In part, Amanda wanted to do something because she wasn’t accustomed to being inactive. But also, she felt guilty that she had waited so long to draw attention to the circling birds. It seemed that had she said something earlier, the woman would have had more of a fighting chance. Guilt weighed heavily on her as she spread the washed clothes out on the rock. It did not matter that she had been the only one at all to even notice the birds, nor did it matter that had she not been here, no one would have gone over there. The only thing that mattered to Amanda was that she had not done anything about it right away.

“I wouldn’t be beating myself up about it if I were you,” said Jason, having astutely read her thoughts.

“I feel real bad about waiting so long to get anybody to do something about it,” Amanda said, coming to sit in one of the folding chairs beside him.

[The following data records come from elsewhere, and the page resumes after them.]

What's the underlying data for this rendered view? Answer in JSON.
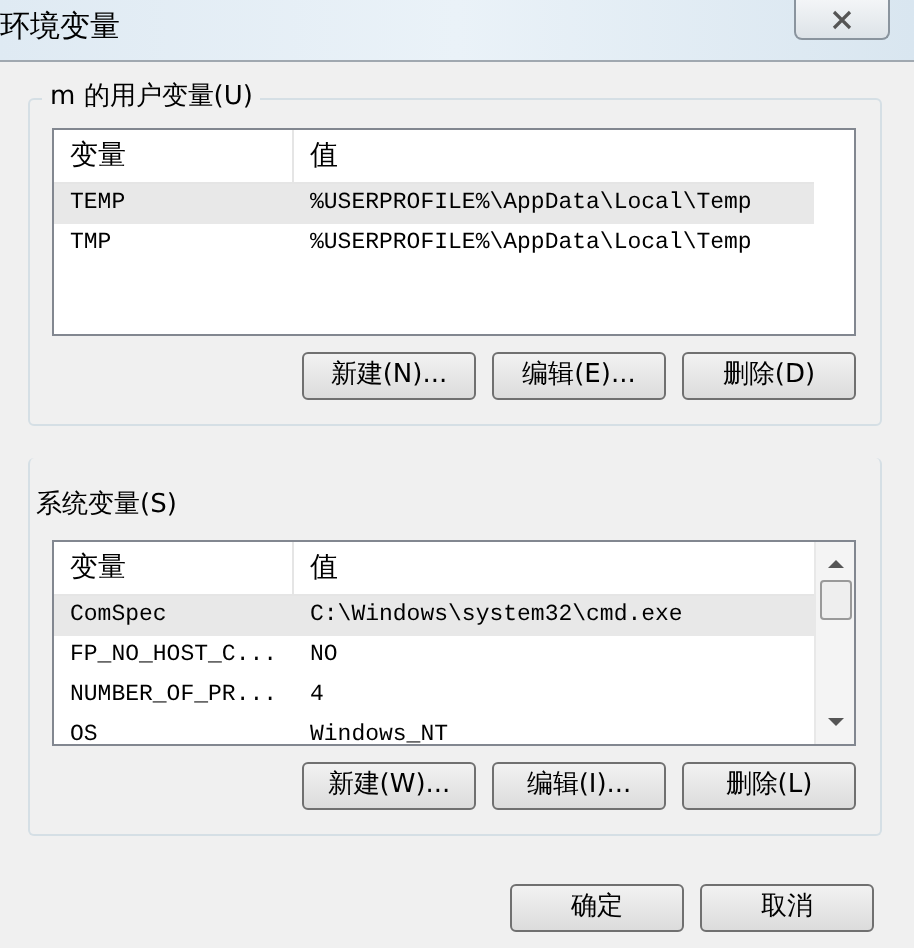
{
  "window": {
    "title": "环境变量"
  },
  "user_variables": {
    "title": "m 的用户变量(U)",
    "columns": [
      "变量",
      "值"
    ],
    "rows": [
      {
        "name": "TEMP",
        "value": "%USERPROFILE%\\AppData\\Local\\Temp",
        "selected": true
      },
      {
        "name": "TMP",
        "value": "%USERPROFILE%\\AppData\\Local\\Temp",
        "selected": false
      }
    ],
    "buttons": [
      "新建(N)...",
      "编辑(E)...",
      "删除(D)"
    ]
  },
  "system_variables": {
    "title": "系统变量(S)",
    "columns": [
      "变量",
      "值"
    ],
    "rows": [
      {
        "name": "ComSpec",
        "value": "C:\\Windows\\system32\\cmd.exe",
        "selected": true
      },
      {
        "name": "FP_NO_HOST_C...",
        "value": "NO",
        "selected": false
      },
      {
        "name": "NUMBER_OF_PR...",
        "value": "4",
        "selected": false
      },
      {
        "name": "OS",
        "value": "Windows_NT",
        "selected": false
      }
    ],
    "buttons": [
      "新建(W)...",
      "编辑(I)...",
      "删除(L)"
    ]
  },
  "footer_buttons": [
    "确定",
    "取消"
  ]
}
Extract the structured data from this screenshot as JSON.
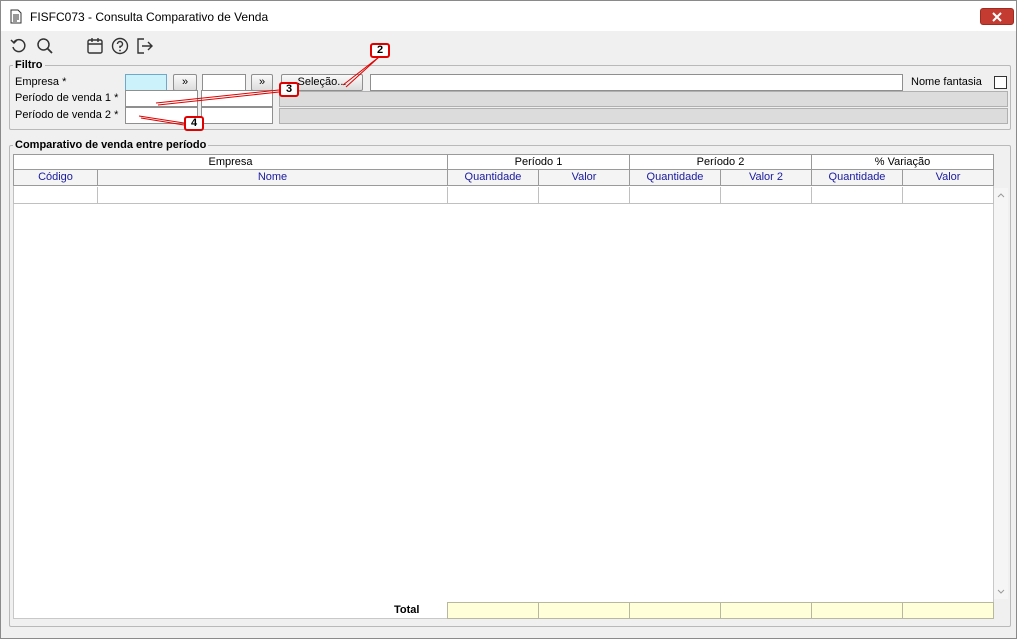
{
  "window": {
    "title": "FISFC073 - Consulta Comparativo de Venda"
  },
  "toolbar": {
    "icons": [
      "undo-icon",
      "search-icon",
      "calendar-icon",
      "help-icon",
      "exit-icon"
    ]
  },
  "filtro": {
    "legend": "Filtro",
    "empresa_label": "Empresa *",
    "periodo1_label": "Período de venda 1 *",
    "periodo2_label": "Período de venda 2 *",
    "nav_btn_label": "»",
    "selecao_label": "Seleção...",
    "nome_fantasia_label": "Nome fantasia"
  },
  "callouts": [
    "2",
    "3",
    "4"
  ],
  "grid": {
    "legend": "Comparativo de venda entre período",
    "groups": [
      "Empresa",
      "Período 1",
      "Período 2",
      "% Variação"
    ],
    "columns": [
      "Código",
      "Nome",
      "Quantidade",
      "Valor",
      "Quantidade",
      "Valor 2",
      "Quantidade",
      "Valor"
    ],
    "total_label": "Total"
  },
  "colors": {
    "accent_focus": "#ccf3fb",
    "close": "#c43c31",
    "callout": "#e00000",
    "total_bg": "#ffffd9"
  }
}
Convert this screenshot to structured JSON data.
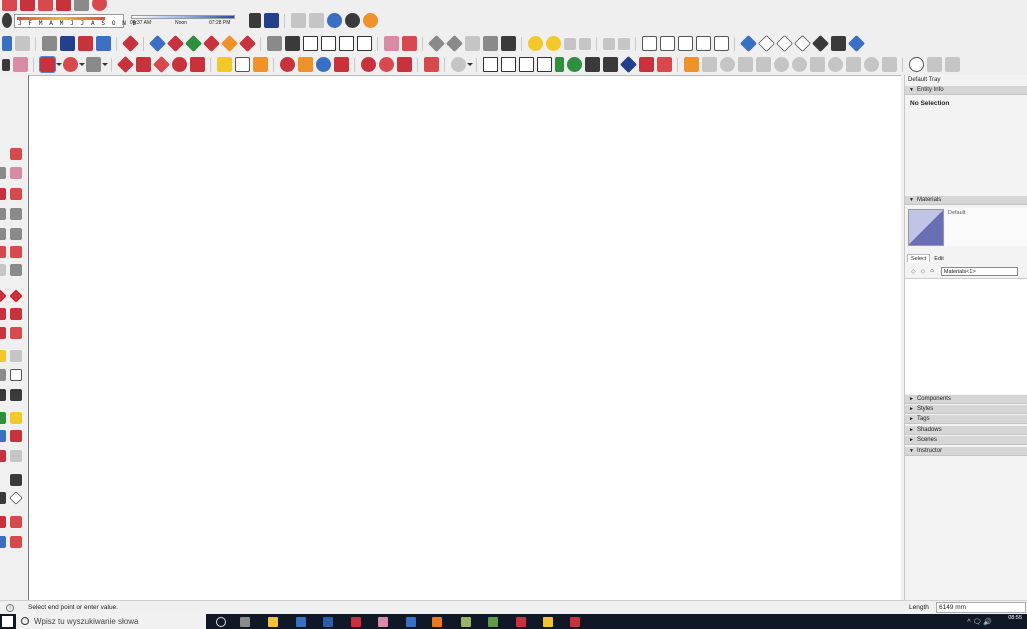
{
  "shadow_toolbar": {
    "months_text": "J F M A M J J A S O N D",
    "time_start": "04:37 AM",
    "time_noon": "Noon",
    "time_end": "07:28 PM"
  },
  "tray": {
    "title": "Default Tray",
    "entity_info": {
      "header": "Entity Info",
      "selection": "No Selection"
    },
    "materials": {
      "header": "Materials",
      "current_material": "Default",
      "tabs": [
        "Select",
        "Edit"
      ],
      "collection_value": "Materials<1>"
    },
    "collapsed_panels": [
      "Components",
      "Styles",
      "Tags",
      "Shadows",
      "Scenes"
    ],
    "instructor": {
      "header": "Instructor"
    }
  },
  "status": {
    "info_glyph": "i",
    "message": "Select end point or enter value.",
    "vcb_label": "Length",
    "vcb_value": "6149 mm"
  },
  "taskbar": {
    "search_placeholder": "Wpisz tu wyszukiwanie słowa",
    "time": "08:55",
    "tray_glyphs": "^ 🗨 🔊"
  },
  "icons": {
    "triangle_open": "▼",
    "triangle_closed": "►",
    "nav_back": "◇",
    "nav_forward": "◇",
    "home": "⌂"
  }
}
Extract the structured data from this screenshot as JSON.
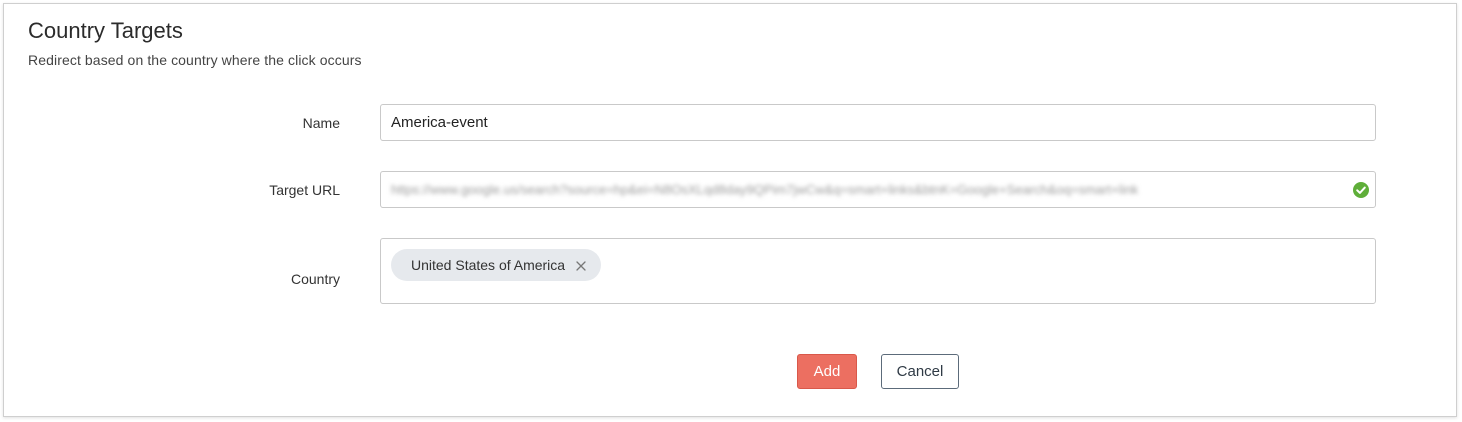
{
  "header": {
    "title": "Country Targets",
    "subtitle": "Redirect based on the country where the click occurs"
  },
  "form": {
    "name_label": "Name",
    "name_value": "America-event",
    "target_url_label": "Target URL",
    "target_url_value": "https://www.google.us/search?source=hp&ei=N8OsXLqd8day9QPim7jwCw&q=smart+links&btnK=Google+Search&oq=smart+link",
    "target_url_status_icon": "check-circle-icon",
    "country_label": "Country",
    "countries": [
      "United States of America"
    ]
  },
  "actions": {
    "add_label": "Add",
    "cancel_label": "Cancel"
  },
  "colors": {
    "primary_button": "#ec6f61",
    "valid_check": "#5fae39",
    "chip_background": "#e6e9ed"
  }
}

“You know, if you hadn’t have noticed those birds, she would have died for sure. At least she’s got a chance because of you. I saw the vultures circling, but it didn’t register as something that I needed to concern myself with. But to you, it did. You should be giving yourself props right now, instead of bashing yourself over it.”

Amanda sighed, and then was quiet, while weighing out the words that he had just spoken to see if they had merit. She should have known that they did, considering the source. When she had finished contemplating it, she decided that he was right.

“Her eyes are open,” Cody said, in a squeal that sounded like it had come from a girl, because he had not reached the age that his voice would have matured—especially given all the malnutrition that he had recently suffered.